EU Corporate Sustainability Regulations Should Not Be Severely Diluted, Says Lagarde
The European Commission has announced an omnibus regulation aimed at streamlining corporate sustainability reporting requirements across the bloc. This move, initiated in November 2021, focuses on aligning the Corporate Sustainability Reporting Directive (CSRD) with the Corporate Sustainability Due Diligence Directive (CSDDD).
According to a letter penned by Christine Lagarde, president of the European Central Bank (ECB), the proposed changes could potentially hinder the Eurosystem's ability to implement measures related to climate change and sustainability. Lagarde's concerns stem from the fact that the amendments could weaken transparency and potentially curb the EU's ambitions to spur private investment in green projects.
The proposed regulation seeks to simplify the reporting rules by postponing requirements for companies set to report in 2026 or 2027 by two years. It also removes around 80% of companies from the scope of the CSRD rules, with reporting applying only to companies with over 1,000 employees and a turnover of €50mn or a balance sheet of more than €25mn. Sector-specific reporting standards were also removed in the EU omnibus proposal.
Notably, some investors and companies are expressing concerns about the potential rollback of the EU's reporting rules, fearing that the simplification could weaken transparency. The ECB, in particular, is concerned about the impact of these changes on its ability to perform a granular assessment of climate-related financial risks.

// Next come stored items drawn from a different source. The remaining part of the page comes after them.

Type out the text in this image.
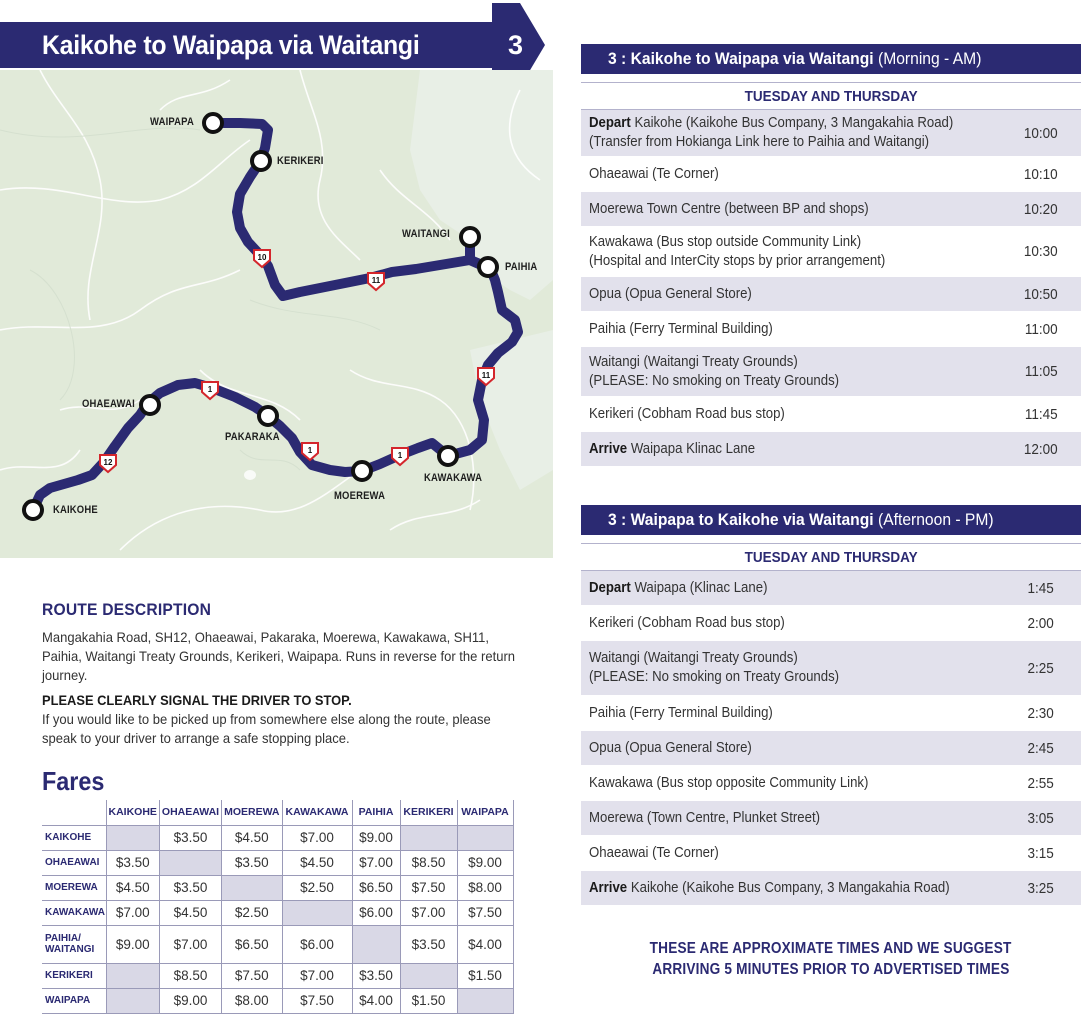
Kaikohe to Waipapa via Waitangi	3
10
11
11
1
1
1
12
WAIPAPA
KERIKERI
WAITANGI
PAIHIA
OHAEAWAI
PAKARAKA
MOEREWA
KAWAKAWA
KAIKOHE
ROUTE DESCRIPTION
Mangakahia Road, SH12, Ohaeawai, Pakaraka, Moerewa, Kawakawa, SH11, Paihia, Waitangi Treaty Grounds, Kerikeri, Waipapa. Runs in reverse for the return journey.
PLEASE CLEARLY SIGNAL THE DRIVER TO STOP.
If you would like to be picked up from somewhere else along the route, please speak to your driver to arrange a safe stopping place.
Fares
	KAIKOHE	OHAEAWAI	MOEREWA	KAWAKAWA	PAIHIA	KERIKERI	WAIPAPA
KAIKOHE		$3.50	$4.50	$7.00	$9.00		
OHAEAWAI	$3.50		$3.50	$4.50	$7.00	$8.50	$9.00
MOEREWA	$4.50	$3.50		$2.50	$6.50	$7.50	$8.00
KAWAKAWA	$7.00	$4.50	$2.50		$6.00	$7.00	$7.50
PAIHIA/
WAITANGI	$9.00	$7.00	$6.50	$6.00		$3.50	$4.00
KERIKERI		$8.50	$7.50	$7.00	$3.50		$1.50
WAIPAPA		$9.00	$8.00	$7.50	$4.00	$1.50	
3 : Kaikohe to Waipapa via Waitangi (Morning - AM)
TUESDAY AND THURSDAY
Depart Kaikohe (Kaikohe Bus Company, 3 Mangakahia Road)
(Transfer from Hokianga Link here to Paihia and Waitangi)
10:00
Ohaeawai (Te Corner)	10:10
Moerewa Town Centre (between BP and shops)	10:20
Kawakawa (Bus stop outside Community Link)
(Hospital and InterCity stops by prior arrangement)
10:30
Opua (Opua General Store)	10:50
Paihia (Ferry Terminal Building)	11:00
Waitangi (Waitangi Treaty Grounds)
(PLEASE: No smoking on Treaty Grounds)
11:05
Kerikeri (Cobham Road bus stop)	11:45
Arrive Waipapa Klinac Lane	12:00
3 : Waipapa to Kaikohe via Waitangi (Afternoon - PM)
TUESDAY AND THURSDAY
Depart Waipapa (Klinac Lane)	1:45
Kerikeri (Cobham Road bus stop)	2:00
Waitangi (Waitangi Treaty Grounds)
(PLEASE: No smoking on Treaty Grounds)
2:25
Paihia (Ferry Terminal Building)	2:30
Opua (Opua General Store)	2:45
Kawakawa (Bus stop opposite Community Link)	2:55
Moerewa (Town Centre, Plunket Street)	3:05
Ohaeawai (Te Corner)	3:15
Arrive Kaikohe (Kaikohe Bus Company, 3 Mangakahia Road)	3:25
THESE ARE APPROXIMATE TIMES AND WE SUGGEST
ARRIVING 5 MINUTES PRIOR TO ADVERTISED TIMES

The ECB has already incorporated a climate factor in its collateral framework to manage financial risk from climate change. The bank's ability to perform a detailed analysis of climate-related financial risks could be weakened due to the proposed reduction in the scope of sustainability reporting.
The plans have significant implications for the ECB's attempts to incorporate climate change considerations into its monetary policy framework for the Eurosystem. Climate change has profound implications for price stability through its impact on the structure and cyclical dynamics of the economy and financial system.
The European Commission believes the current regulations are burdensome for companies and is seeking to simplify them. Other omnibus packages to streamline other rules may follow later in 2025.
Christine Lagarde's letter was addressed to European parliamentarians, expressing her concern about the plans. The member states planning to amend their corporate sustainability reporting laws include Germany, France, and Italy; the respective national central banks are the Deutsche Bundesbank (Germany), Banque de France (France), and Banca d'Italia (Italy).
The page was last updated on August 21, 2025. Companies could report on a voluntary basis using sustainable reporting standards developed by the EU's standards body, the European Financial Reporting Advisory Group. The European Commission's announcement of the process to streamline and align ESG reporting rules was made by Ursula von der Leyen.
As the EU moves forward with its plans to simplify corporate sustainability reporting, it remains to be seen how these changes will impact transparency, investment in green projects, and the Eurosystem's ability to assess and manage climate-related financial risks.